Uma outra fonte proteica que não podemos ignorar são os suplementos. Existem vários mas vamos apenas falar dos dois mais comuns, a caseína e whey (lactoalbumina). A principal diferença entre os dois é a velocidade de absorção que deriva das suas propriedades estruturais. Ambos são proteínas completas, embora a whey tenha um valor biológico superior. Em nutrição desportiva, a whey é de especial interesse no período pós-treino pela sua rápida digestibilidade, desempenhando um papel anti-catabólico. Por seu lado, a caseína é geralmente ingerida antes de deitar de forma a fornecer aminoácidos ao organismo de forma sustentada durante toda a noite. Aqui, para quem quer controlar o peso, qual a melhor? Se possível as duas! Se não, eu optaria pela. Porquê? Não só tem um digestão mais lenta como também tem uma elevada quantidade de triptofano que, como já foi dito, intervém nos mecanismos de saciedade. Vai ajudar no controlo do apetite. Na verdade, vários estudos sugerem que a whey seja superior neste aspecto devido à presença de glicomacropéptidos que estimulam a colecistoquinina. A escolha fica ao critério de cada um. Mas... são estes suplementos realmente necessários? Nada disso. Mas ajudam. São formas cómodas de obter um alimento que é quase proteína pura, e que pode ser conjugado com outros para aumentar o valor nutricional da refeição. Chamei-lhes alimento propositadamente. Se não o são, a gelatina e leite em pó muito menos. Junte-as a aveia ou sementes de linhaça moídas para uma excelente refeição ou snack. Estes são de facto os únicos suplementos que recomendo.
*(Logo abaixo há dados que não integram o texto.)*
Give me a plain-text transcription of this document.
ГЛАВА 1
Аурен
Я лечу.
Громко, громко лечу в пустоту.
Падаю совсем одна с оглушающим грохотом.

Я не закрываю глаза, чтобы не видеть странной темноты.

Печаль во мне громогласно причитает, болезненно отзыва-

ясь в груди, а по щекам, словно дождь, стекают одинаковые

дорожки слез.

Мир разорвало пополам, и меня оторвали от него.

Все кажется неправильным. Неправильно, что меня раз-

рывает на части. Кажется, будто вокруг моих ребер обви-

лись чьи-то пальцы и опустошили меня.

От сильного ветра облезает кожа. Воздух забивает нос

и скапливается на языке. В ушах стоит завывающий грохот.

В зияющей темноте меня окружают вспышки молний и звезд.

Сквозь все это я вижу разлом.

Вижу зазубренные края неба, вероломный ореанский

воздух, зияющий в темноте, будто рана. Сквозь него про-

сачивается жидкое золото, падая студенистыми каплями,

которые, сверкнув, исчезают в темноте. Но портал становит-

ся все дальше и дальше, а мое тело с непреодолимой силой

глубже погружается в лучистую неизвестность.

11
Agora que temos uma noção do tipo de alimentos que podem ser ingeridos, devemos falar em alguns princípios gerais que devem ser seguidos em toda e qualquer dieta (quase todas) e que já foram enunciados noutro âmbito:
  • Deve comer com frequência, se possível de 3 em 3 horas, e apontar para as 6-8 refeições diárias. A razão é só uma... evitar o binge eating e a compulsão a desviar-se da rotina;
  • Todas as refeições devem ser equilibradas nutricionalmente;
  • Os hidratos de carbono devem ser consumidos em pequenas porções de cada vez, repartidos ao longo do dia de forma a suprir as necessidades energéticas já que a capacidade de os armazenar é limitada;
  • O mesmo se aplica à proteína, que deve estar presente em todas as refeições;
  • Muito provavelmente já ouviu dizer que não se deve juntar hidratos de carbono com gordura. Isso não é totalmente correcto. Não o deve fazer quando a carga glicémica da refeição é elevada, ou seja, se comer uma dose apreciável de hidratos de carbono deve-se ser moderado nas gorduras. Quanto ao IG, a gordura até tem a propriedade de o reduzir numa refeição, atrasando a digestão e absorção dos hidratos de carbono. Por exemplo, um bom acompanhamento para uma refeição de salmão grelhado são as leguminosas e salada. Batatas ou arroz não seria uma boa escolha (claro que tudo depende da dose);
  • Um outro aspecto que aflige alguns é o consumo de sal. Se é normotenso, não se preocupe mas utilize-o apenas para confecção e não adicione nenhum extra. Como à partida vai evitar refeições processadas, daquelas congeladas prontas para microondas, e não vai abusar do pão (que agora tem o teor em sódio limitado por lei), não vai ser possível um consumo muito elevado;
  • Não há problema em beber água às refeições. Essas recomendações baseiam-se na redução do pH do estômago ou na maior rapidez de esvaziamento gástrico, mas 1 copo de água não tem qualquer problema e é certamente mais saudável que um refrigerante. “Estou a beber sumo às refeições porque me disseram que a água engorda” FAIL;
  • Álcool pode ser consumido com bastante moderação claro. Muitas pessoas não têm noção de que as bebidas alcoólicas são bastante densas energeticamente. 1g de álcool contém 7 kcal (lembre-se que as proteínas contêm 4 kcal/g, bem como os hidratos de carbono). No entanto, não é necessário privar-se do seu consumo ocasional e a melhor opção é sempre um bom vinho tinto;
  • Faça o máximo de refeições que puder em casa. Para alem de ser mais económico, torna-se mais fácil manter a consistência da dieta;
  •  Evite ter junk food em casa, mesmo que jure a pés juntos que não lhe vai tocar. Mesmo não vivendo sozinho, a saúde da sua família agradece;
  • A chave é ser consistente. Isto significa que se for rigoroso na maior parte do tempo, pode relaxar a dieta em situações esporádicas. Não programe cheat meals. Tenha-as quando for necessário e não sacrifique demasiado a sua via social.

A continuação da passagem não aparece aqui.